Wild Wild West--"The Night of the Undead"

That is Los Angeles Rams great Rosie Grier whom Jim is on the verge of shooting above. Grier is a voodoo influenced zombie named Tiny John. Jim does shoot him, but it does no good, and Tiny John throws Jim around like a rag doll. The scene is oe of the few times in the series they do not bother to hide Robert Conrad’s short 5’ 8” stature.

The appearance of Grier has another significant meaning for the series. A few months after “The Night of the Undead” aired, Grier became RFK’s bodyguard for his presidential campaign. He was guarding RFK’s wife Ethel on that fateful night at the Ambassador Hotel, but he was the one to subdue Sirhan Sirhan and take the gun away from him. The combination of RFK’s and MLK’s assassinations prompted an anyi-violence campaign which ultimately lead to The Wild Wild West being cancelled. We will get to that with more details in a few more days.

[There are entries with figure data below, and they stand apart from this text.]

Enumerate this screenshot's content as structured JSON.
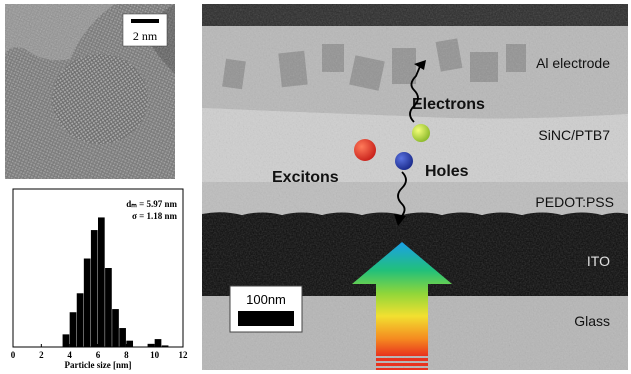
{
  "tem": {
    "scale_label": "2 nm"
  },
  "histogram": {
    "stat_mean": "dₘ = 5.97 nm",
    "stat_sigma": "σ  = 1.18 nm",
    "chart_data": {
      "type": "bar",
      "xlabel": "Particle size [nm]",
      "ylabel": "",
      "xlim": [
        0,
        12
      ],
      "x_ticks": [
        "0",
        "2",
        "4",
        "6",
        "8",
        "10",
        "12"
      ],
      "bin_width": 0.5,
      "x": [
        3.75,
        4.25,
        4.75,
        5.25,
        5.75,
        6.25,
        6.75,
        7.25,
        7.75,
        8.25,
        9.75,
        10.25,
        10.75
      ],
      "values": [
        8,
        22,
        34,
        56,
        74,
        82,
        50,
        24,
        12,
        4,
        2,
        5,
        1
      ],
      "ylim": [
        0,
        100
      ]
    }
  },
  "cross_section": {
    "layers": [
      {
        "name": "Al electrode"
      },
      {
        "name": "SiNC/PTB7"
      },
      {
        "name": "PEDOT:PSS"
      },
      {
        "name": "ITO"
      },
      {
        "name": "Glass"
      }
    ],
    "label_electrons": "Electrons",
    "label_holes": "Holes",
    "label_excitons": "Excitons",
    "scale_label": "100nm",
    "colors": {
      "electron": "#c9e04a",
      "hole": "#2a3fae",
      "exciton": "#e83a2a",
      "ito": "#0a0a0a"
    }
  }
}
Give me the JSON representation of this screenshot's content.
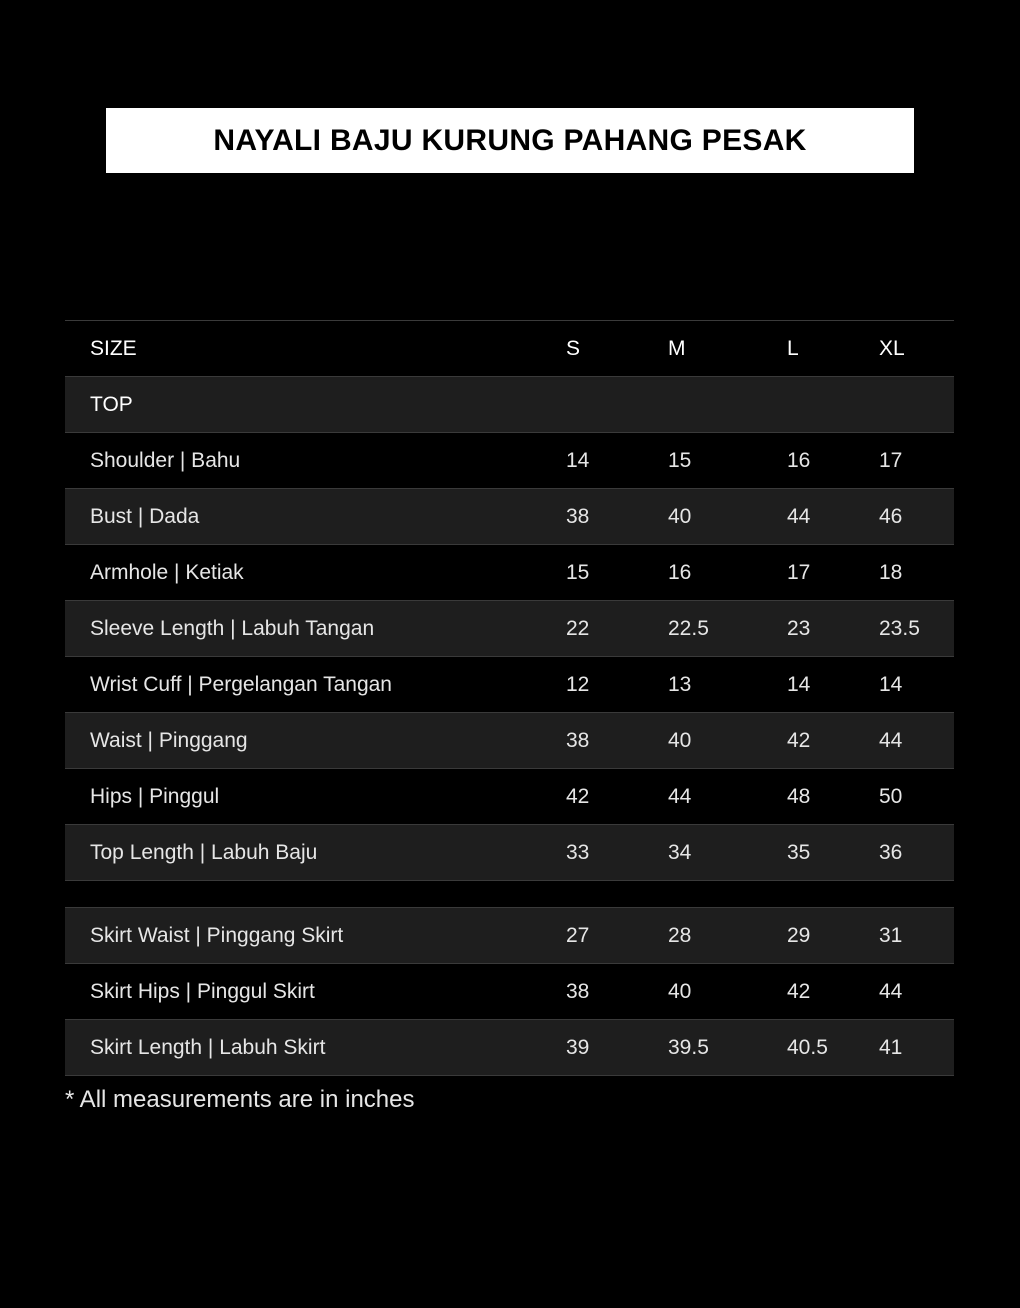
{
  "title": "NAYALI BAJU KURUNG PAHANG PESAK",
  "header": [
    "SIZE",
    "S",
    "M",
    "L",
    "XL"
  ],
  "section_top": "TOP",
  "top_rows": [
    [
      "Shoulder | Bahu",
      "14",
      "15",
      "16",
      "17"
    ],
    [
      "Bust | Dada",
      "38",
      "40",
      "44",
      "46"
    ],
    [
      "Armhole | Ketiak",
      "15",
      "16",
      "17",
      "18"
    ],
    [
      "Sleeve Length | Labuh Tangan",
      "22",
      "22.5",
      "23",
      "23.5"
    ],
    [
      "Wrist Cuff | Pergelangan Tangan",
      "12",
      "13",
      "14",
      "14"
    ],
    [
      "Waist | Pinggang",
      "38",
      "40",
      "42",
      "44"
    ],
    [
      "Hips | Pinggul",
      "42",
      "44",
      "48",
      "50"
    ],
    [
      "Top Length | Labuh Baju",
      "33",
      "34",
      "35",
      "36"
    ]
  ],
  "skirt_rows": [
    [
      "Skirt Waist | Pinggang Skirt",
      "27",
      "28",
      "29",
      "31"
    ],
    [
      "Skirt Hips | Pinggul Skirt",
      "38",
      "40",
      "42",
      "44"
    ],
    [
      "Skirt Length | Labuh Skirt",
      "39",
      "39.5",
      "40.5",
      "41"
    ]
  ],
  "note": "* All measurements are in inches"
}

“The Night of the Undead” is the seemingly prerequisite foray into voodoo/occultism that any long running show in the late ’60’s/early ’70’s had to do. It is a bit of a mess that is saved by some genuinely scary elements by the television standards of the time.

Jim and Artie are investigating the disappearance of a professor when they stumble across a revenge plot between two doctors. Oe had his fiancee stolen years ago, so he plans to turn the other’s daughter into a mind-controlled slave so he can marry her instead. He is using slave labor to mine some element from beneath is house in order to turn people into these zombies. The voodoo rituals are designed to scare everyone away from the operation.

Our heroes stop the plan and rescue the girl before her nuptials in a duty, cobweb filled wedding party that has been sitting there since the original planned wedding some twenty years prior. There is a particularly disturbing touch to that element which sticks out most in my mind about the episode. I am also bemused by the mention by Jim that the doctor is planning to use his mined element to turn people into robots. I am quite certain there was no concept of robots in the 1870’s. a small gripe, but a ripe nonetheless.

“The Night of the Undead’ is just an average episode. The show has done horror elements etter in the past and will do so better in the future there aresome neat elements to the story, but not enough to make this one a classic.